Un bateau chargé d’émigrants cladestins, au large de l’île italienne de Lampedusa, le 11 mai 2005
CANNES - Les pays de l’Union européenne ont apporté leur soutien au projet français de Pacte sur l’immigration, lundi 7 juillet 2008, lors de la réunion des ministres de l’Intérieur et de la Justice des vingt-sept pays de l’Union européenne, à Cannes. Le texte a été nettement revu à la baisse, pour tenir compte des réticences espagnoles, notamment.
Des émigrants clandestins interceptés aux îles Canaries, le 12 mars 2006
Selon le ministre français de l’Immigration et de l’Identité nationale, Brice Hortefeux, les pays de l’Union européenne ont apporté leur soutien unanime au Pacte. La présidence française de l’Union européenne espère obtenir une adoption de ce pacte par les Etats-membres en octobre. L’objectif est de définir pour la première fois une "politique commune de l’immigration et de l’asile" en Europe, fortement inspirée de "l’immigration choisie" pratiquée en France depuis l’élection de Nicolas Sarkozy.
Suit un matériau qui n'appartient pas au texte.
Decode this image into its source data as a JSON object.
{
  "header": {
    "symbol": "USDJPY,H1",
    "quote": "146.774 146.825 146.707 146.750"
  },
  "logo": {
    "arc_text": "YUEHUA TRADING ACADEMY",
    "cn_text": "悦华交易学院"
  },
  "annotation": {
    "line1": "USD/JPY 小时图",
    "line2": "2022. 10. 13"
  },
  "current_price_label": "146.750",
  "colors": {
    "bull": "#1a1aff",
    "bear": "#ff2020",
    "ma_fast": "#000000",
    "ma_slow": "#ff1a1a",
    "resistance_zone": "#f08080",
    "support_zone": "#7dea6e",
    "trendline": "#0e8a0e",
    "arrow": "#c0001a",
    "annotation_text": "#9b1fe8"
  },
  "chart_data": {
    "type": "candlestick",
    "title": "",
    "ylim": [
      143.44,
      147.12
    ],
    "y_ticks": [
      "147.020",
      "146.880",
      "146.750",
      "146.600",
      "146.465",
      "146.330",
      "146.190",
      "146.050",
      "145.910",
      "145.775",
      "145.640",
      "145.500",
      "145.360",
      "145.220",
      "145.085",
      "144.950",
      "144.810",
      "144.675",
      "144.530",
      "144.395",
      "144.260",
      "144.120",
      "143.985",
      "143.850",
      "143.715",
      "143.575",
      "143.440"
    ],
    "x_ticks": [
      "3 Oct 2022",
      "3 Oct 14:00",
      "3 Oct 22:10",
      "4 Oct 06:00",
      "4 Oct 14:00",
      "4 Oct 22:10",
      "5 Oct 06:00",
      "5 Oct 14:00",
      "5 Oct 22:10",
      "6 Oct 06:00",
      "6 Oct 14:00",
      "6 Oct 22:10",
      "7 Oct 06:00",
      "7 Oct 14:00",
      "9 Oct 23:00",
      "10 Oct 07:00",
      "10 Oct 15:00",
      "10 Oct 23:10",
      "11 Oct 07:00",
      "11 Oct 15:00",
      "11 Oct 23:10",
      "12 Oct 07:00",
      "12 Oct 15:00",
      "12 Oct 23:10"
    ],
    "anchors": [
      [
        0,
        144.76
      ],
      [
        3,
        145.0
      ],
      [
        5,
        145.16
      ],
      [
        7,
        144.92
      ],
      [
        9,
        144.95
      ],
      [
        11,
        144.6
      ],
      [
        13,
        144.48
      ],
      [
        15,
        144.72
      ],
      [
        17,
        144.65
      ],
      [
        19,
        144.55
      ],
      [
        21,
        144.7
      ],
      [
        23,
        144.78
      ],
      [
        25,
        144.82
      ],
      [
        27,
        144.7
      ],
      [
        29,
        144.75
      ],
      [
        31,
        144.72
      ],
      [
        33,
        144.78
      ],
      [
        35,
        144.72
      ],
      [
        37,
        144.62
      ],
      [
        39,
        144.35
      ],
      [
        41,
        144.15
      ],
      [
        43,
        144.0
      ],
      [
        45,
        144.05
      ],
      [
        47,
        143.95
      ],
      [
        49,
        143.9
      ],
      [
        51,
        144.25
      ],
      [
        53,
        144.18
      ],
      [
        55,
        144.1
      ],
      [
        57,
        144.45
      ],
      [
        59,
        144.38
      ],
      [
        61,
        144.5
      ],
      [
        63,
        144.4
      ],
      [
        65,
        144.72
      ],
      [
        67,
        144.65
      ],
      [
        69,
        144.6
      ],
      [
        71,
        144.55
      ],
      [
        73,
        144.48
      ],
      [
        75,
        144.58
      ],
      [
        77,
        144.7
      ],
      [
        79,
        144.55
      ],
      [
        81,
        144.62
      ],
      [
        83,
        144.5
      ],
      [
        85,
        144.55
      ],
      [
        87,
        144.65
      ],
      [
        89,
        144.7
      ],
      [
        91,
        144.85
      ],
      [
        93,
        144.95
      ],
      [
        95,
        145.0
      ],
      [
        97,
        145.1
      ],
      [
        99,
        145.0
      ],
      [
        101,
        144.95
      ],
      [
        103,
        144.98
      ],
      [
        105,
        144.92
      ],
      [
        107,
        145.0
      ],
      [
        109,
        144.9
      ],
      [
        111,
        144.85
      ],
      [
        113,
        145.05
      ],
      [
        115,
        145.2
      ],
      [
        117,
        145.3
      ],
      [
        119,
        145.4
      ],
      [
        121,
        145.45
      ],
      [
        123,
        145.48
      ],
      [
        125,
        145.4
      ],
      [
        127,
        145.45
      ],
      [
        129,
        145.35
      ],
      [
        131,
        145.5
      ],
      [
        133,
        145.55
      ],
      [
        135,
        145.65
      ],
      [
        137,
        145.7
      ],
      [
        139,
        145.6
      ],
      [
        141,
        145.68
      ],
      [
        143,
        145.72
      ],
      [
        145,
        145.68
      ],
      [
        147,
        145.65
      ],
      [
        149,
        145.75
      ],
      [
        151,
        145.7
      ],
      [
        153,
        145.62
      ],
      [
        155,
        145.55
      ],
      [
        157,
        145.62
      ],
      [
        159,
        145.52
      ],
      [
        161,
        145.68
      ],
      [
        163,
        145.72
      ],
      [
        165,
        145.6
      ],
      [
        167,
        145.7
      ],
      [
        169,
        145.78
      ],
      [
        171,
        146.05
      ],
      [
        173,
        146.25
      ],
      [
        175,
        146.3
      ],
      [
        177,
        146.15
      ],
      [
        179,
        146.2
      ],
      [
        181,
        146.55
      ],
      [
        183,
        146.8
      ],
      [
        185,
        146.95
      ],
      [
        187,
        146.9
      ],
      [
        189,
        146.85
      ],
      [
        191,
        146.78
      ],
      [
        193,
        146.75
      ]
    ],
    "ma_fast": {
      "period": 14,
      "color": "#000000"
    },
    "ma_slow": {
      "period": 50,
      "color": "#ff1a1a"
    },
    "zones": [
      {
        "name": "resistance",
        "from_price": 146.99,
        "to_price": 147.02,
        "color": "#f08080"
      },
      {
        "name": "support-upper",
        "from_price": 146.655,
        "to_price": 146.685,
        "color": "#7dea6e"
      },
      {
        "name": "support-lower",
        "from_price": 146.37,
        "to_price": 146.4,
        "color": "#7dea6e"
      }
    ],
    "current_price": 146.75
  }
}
Des émigrants clandestins interceptés aux îles Canaries, le 19 septembre 2006
"L’Union européenne n’a pas les moyens d’accueillir dignement tous les migrants qui espèrent y trouver une vie meilleure", peut-on lire dans le projet de Pacte rendu public par Paris. Le texte juge en particulier "impératif que chaque Etat-membre prenne en compte les intérêts de ses partenaires dans la définition et la mise en oeuvre de ses politiques d’immigration, d’intégration et d’asile". Nicolas Sarkozy avait vivement critiqué la régularisation de 700000 immigrants décidée par l’Espagne, en 2005, y voyant un "appel d’air". Le président français souhaitait donc à l’origine que de telles régularisations massives soient interdites aux Etats-membres sans consultation préalable de leurs partenaires. Mais le texte soumis, lundi 7 juillet 2008, aux vingt-sept est nettement en retrait. L’Espagne se montrant hostile à toute mesure contraignante -même si elle s’est rapprochée des positions françaises-, il stipule simplement que les Etats-membres s’engagent à "se limiter à des régularisations au cas par cas et non générales, dans le cadre des législations nationales, pour des motifs humanitaires ou économiques". Toutefois, "il revient à chaque Etat-membre de décider des conditions d’admission sur son territoire des migrants légaux et de fixer, le cas échéant, leur nombre", souligne le Pacte, qui a donc reçu le soutien de l’Espagne et des autres pays de l’Union européenne.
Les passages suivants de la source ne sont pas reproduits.